A lot of things happened after that. He was fired from his job, his marriage fell apart and he went to see a Van Gogh painting at the Getty. It’s called “The Irises,“ and it took his breath away. “I used to wonder why anyone would spend $50 million for a painting,” he said. “Then I saw, ‘Irises’ and broke into tears.  I stood there for two hours just staring at it. I’ve been trying to create the same emotional feeling ever since.”

Offered another job, he agonized over whether to return to the straight world, the gray world, then took the advice of his minister who said, “Follow your heart.“ Robertson turned down the job offer and began living his dream.  He painted forests and fields of flowers at first, pursuing the surge of emotion Van Gogh had engendered, like the lawn-chair man searching for something beyond his range of vision. But it was mostly the faces on large canvases that Robertson liked doing, seeking the elusive nature of those whose features he describes in streams of color.

“Life is good,” he said the other day. He meant it. Here was a guy who had walked away from a workaday world without looking back. Who discovered a talent he never knew he had, entwined with the dream he never knew he was dreaming. Here was a happy man.  He sells enough paintings to pay the rent and buy food. It takes him about three days to do a large portrait, and he’ll sell you one for what you earn in your own three days of work. Musicians and writers get them for a little less than, say Bill Gates might pay.

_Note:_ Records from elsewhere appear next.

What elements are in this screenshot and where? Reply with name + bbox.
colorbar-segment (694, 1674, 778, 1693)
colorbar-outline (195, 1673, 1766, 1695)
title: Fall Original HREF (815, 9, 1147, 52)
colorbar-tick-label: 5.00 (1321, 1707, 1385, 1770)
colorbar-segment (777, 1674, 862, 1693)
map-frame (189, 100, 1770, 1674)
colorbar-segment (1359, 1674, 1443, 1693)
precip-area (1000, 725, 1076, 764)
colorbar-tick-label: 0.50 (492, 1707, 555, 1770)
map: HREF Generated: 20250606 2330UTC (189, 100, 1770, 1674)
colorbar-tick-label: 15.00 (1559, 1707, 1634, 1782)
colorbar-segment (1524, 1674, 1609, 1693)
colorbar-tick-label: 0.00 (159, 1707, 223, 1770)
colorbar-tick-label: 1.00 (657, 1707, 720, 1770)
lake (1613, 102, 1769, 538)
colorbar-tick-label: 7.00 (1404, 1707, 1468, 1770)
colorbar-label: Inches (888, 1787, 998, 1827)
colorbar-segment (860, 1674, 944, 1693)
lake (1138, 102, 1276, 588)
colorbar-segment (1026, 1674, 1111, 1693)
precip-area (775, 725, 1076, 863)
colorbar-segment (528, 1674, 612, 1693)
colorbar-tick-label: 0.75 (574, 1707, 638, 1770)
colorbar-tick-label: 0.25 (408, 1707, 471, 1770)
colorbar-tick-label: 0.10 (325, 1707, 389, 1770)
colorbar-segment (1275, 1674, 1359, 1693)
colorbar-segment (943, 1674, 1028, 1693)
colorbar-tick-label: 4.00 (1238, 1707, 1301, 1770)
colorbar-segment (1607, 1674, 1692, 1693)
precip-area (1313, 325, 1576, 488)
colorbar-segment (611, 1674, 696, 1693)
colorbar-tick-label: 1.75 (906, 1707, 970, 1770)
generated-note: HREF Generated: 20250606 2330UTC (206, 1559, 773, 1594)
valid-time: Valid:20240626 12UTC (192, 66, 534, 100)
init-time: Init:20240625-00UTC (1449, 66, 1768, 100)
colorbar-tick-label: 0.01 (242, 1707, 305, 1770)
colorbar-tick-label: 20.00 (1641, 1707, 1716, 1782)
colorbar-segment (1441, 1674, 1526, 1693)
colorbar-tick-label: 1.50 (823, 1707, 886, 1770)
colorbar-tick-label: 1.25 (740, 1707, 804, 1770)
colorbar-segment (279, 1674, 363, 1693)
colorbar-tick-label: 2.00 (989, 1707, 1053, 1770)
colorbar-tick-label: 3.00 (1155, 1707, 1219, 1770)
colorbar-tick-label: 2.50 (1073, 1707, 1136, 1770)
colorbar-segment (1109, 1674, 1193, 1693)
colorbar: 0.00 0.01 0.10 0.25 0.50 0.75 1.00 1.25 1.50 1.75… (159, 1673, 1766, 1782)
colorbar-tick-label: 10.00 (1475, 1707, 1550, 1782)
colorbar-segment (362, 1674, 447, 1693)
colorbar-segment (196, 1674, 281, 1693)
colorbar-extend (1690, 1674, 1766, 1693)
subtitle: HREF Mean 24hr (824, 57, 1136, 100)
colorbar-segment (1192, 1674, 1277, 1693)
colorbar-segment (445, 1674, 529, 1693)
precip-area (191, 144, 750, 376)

“It’s a bohemian life,” Robertson says, “I only have time to paint. It’s nothing great. I’m just putting paint on canvas. That’s what it’s all about. That’s what I want.”

I stopped along the ocean on the way home to think about that, where sky and sea merge in a wash of gradient blues. I stared toward the horizon for a long time, wondering about my own dream. And as I drove away, I couldn’t help but envy the lawn-chair man, colored balloons radiant in the sunlight, soaring off toward the far distance.